Ireland have finally broken their Women’s T20 World Cup ceiling.
A composed 63 from Orla Prendergast carried Ireland to a six-wicket win over West Indies in Bristol, sealing the country’s first victory in the tournament after 12 years, five campaigns and 22 matches.
The result also did immediate damage to West Indies’ semi-final equation. Hayley Matthews’ side began the day knowing victory would protect their route to the last four, but Ireland’s control with the ball and calm chase left that path dependent on England’s later meeting with New Zealand.
Ireland’s attack makes the chase manageable
Ireland chose to field first and set the tone immediately. Aimee Maguire removed Qiana Joseph in the opening over, before the rest of the attack denied West Indies the release shots they usually build around.
West Indies reached only 128 for seven. Matthews made 22 from 25, Chinelle Henry added an unbeaten 27, but the innings never found a six. Cara Murray’s 2-13 and Maguire’s 2-22 gave Ireland the scoreboard grip they needed.
Prendergast turns history into a chase
Prendergast then removed the jeopardy from the pursuit. Her 62-run stand with Amy Hunter, who made 28, pushed Ireland beyond survival mode and into command.

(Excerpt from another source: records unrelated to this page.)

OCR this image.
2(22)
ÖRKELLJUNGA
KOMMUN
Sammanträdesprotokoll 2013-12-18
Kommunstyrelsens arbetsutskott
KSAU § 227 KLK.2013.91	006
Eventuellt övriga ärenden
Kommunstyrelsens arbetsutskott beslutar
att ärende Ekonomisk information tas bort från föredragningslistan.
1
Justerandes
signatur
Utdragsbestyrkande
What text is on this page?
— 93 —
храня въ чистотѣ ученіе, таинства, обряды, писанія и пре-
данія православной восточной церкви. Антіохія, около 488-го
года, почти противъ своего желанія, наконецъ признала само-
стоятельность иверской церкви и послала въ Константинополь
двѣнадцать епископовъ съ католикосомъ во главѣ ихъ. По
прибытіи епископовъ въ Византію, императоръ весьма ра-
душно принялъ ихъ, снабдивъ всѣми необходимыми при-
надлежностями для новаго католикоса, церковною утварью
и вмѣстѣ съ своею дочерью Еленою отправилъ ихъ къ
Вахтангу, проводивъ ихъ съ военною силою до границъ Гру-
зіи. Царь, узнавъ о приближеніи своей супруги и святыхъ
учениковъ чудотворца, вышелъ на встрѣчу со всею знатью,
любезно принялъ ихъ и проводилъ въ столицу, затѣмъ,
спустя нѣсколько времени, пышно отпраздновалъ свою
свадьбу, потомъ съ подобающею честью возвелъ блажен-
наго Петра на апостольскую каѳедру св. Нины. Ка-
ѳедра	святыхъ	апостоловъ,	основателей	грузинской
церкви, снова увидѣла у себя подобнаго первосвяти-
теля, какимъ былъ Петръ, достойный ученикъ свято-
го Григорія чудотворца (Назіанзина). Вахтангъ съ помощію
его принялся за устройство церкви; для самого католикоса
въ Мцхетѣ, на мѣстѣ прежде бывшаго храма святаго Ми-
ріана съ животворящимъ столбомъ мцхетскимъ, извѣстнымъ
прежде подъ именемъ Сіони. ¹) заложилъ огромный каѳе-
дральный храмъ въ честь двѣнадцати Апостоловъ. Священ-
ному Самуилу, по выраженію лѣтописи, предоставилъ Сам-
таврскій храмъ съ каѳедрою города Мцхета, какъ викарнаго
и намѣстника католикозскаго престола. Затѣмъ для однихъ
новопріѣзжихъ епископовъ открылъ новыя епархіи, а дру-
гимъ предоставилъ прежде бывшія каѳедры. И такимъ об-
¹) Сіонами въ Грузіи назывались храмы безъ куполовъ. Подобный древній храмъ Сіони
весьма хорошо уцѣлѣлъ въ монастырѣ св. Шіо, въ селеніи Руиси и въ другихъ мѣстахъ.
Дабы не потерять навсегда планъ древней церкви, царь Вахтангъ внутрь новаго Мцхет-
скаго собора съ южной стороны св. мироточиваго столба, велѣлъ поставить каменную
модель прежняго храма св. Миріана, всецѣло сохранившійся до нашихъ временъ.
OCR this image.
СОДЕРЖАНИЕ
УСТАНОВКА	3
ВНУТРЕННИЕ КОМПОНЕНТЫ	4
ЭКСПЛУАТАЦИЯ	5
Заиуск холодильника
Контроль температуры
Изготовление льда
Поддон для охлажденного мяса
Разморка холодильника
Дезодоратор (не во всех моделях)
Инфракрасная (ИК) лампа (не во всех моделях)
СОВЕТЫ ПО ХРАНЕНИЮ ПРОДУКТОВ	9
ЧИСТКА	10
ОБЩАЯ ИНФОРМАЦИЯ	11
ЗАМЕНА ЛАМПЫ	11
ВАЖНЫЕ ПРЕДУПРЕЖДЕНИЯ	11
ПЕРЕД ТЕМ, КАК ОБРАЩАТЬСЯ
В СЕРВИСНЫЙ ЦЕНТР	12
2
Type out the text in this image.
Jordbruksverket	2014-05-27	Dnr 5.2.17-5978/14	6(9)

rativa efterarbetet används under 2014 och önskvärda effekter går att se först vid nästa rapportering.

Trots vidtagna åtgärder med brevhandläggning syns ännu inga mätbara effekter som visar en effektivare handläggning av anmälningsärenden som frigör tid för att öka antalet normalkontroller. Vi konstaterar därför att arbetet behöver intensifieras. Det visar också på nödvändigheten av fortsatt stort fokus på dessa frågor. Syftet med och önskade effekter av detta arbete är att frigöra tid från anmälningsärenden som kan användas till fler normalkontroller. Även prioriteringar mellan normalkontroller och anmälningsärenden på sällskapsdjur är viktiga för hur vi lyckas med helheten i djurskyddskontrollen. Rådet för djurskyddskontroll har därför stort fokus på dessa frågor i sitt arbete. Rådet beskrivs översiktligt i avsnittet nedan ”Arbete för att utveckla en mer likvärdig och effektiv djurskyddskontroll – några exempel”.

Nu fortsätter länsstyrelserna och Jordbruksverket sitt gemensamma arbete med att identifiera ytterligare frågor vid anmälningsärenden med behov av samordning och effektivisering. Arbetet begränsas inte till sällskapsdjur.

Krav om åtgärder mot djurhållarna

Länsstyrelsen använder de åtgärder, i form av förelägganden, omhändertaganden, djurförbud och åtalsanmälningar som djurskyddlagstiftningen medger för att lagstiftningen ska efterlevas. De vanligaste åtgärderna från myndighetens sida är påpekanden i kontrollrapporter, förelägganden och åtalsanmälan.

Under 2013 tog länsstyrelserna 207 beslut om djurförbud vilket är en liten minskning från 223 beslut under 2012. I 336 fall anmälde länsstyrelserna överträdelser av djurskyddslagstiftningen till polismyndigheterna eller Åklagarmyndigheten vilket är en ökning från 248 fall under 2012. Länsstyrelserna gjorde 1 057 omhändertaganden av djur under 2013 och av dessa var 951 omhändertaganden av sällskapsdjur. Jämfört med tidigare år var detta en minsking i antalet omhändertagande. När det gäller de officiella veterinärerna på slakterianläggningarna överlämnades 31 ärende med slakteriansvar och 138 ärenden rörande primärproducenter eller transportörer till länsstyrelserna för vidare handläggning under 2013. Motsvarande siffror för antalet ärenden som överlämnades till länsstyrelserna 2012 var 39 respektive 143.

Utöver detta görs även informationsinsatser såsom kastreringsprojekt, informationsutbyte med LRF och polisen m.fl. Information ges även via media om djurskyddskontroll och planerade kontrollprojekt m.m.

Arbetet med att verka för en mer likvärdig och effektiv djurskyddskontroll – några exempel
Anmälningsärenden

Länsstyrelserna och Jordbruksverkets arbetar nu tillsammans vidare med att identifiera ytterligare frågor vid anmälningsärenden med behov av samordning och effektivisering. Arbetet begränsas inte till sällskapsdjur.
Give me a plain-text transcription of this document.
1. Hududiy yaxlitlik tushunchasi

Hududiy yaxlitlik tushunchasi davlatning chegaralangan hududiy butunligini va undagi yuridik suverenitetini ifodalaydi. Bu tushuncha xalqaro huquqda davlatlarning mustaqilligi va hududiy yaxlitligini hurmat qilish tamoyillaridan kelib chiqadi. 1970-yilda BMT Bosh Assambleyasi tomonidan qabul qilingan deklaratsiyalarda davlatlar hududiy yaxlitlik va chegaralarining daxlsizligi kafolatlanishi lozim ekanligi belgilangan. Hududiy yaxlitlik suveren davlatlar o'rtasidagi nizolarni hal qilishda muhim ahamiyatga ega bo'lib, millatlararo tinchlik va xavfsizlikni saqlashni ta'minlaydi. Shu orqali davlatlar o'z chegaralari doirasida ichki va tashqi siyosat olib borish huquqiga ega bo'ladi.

Even when Prendergast fell with memories of Ireland’s narrow four-run loss to New Zealand still fresh, Rebecca Stokell and Louise Little kept the finish clean. Little struck the winning boundary from Aaliyah Alleyne after 18.1 overs.
For a side profiled before the tournament as one still trying to convert competitiveness into wins, this was the proof point. Ireland were already out, but the value of this result is obvious: it gives a young group evidence that pressure overs against elite opposition no longer have to end in near-misses.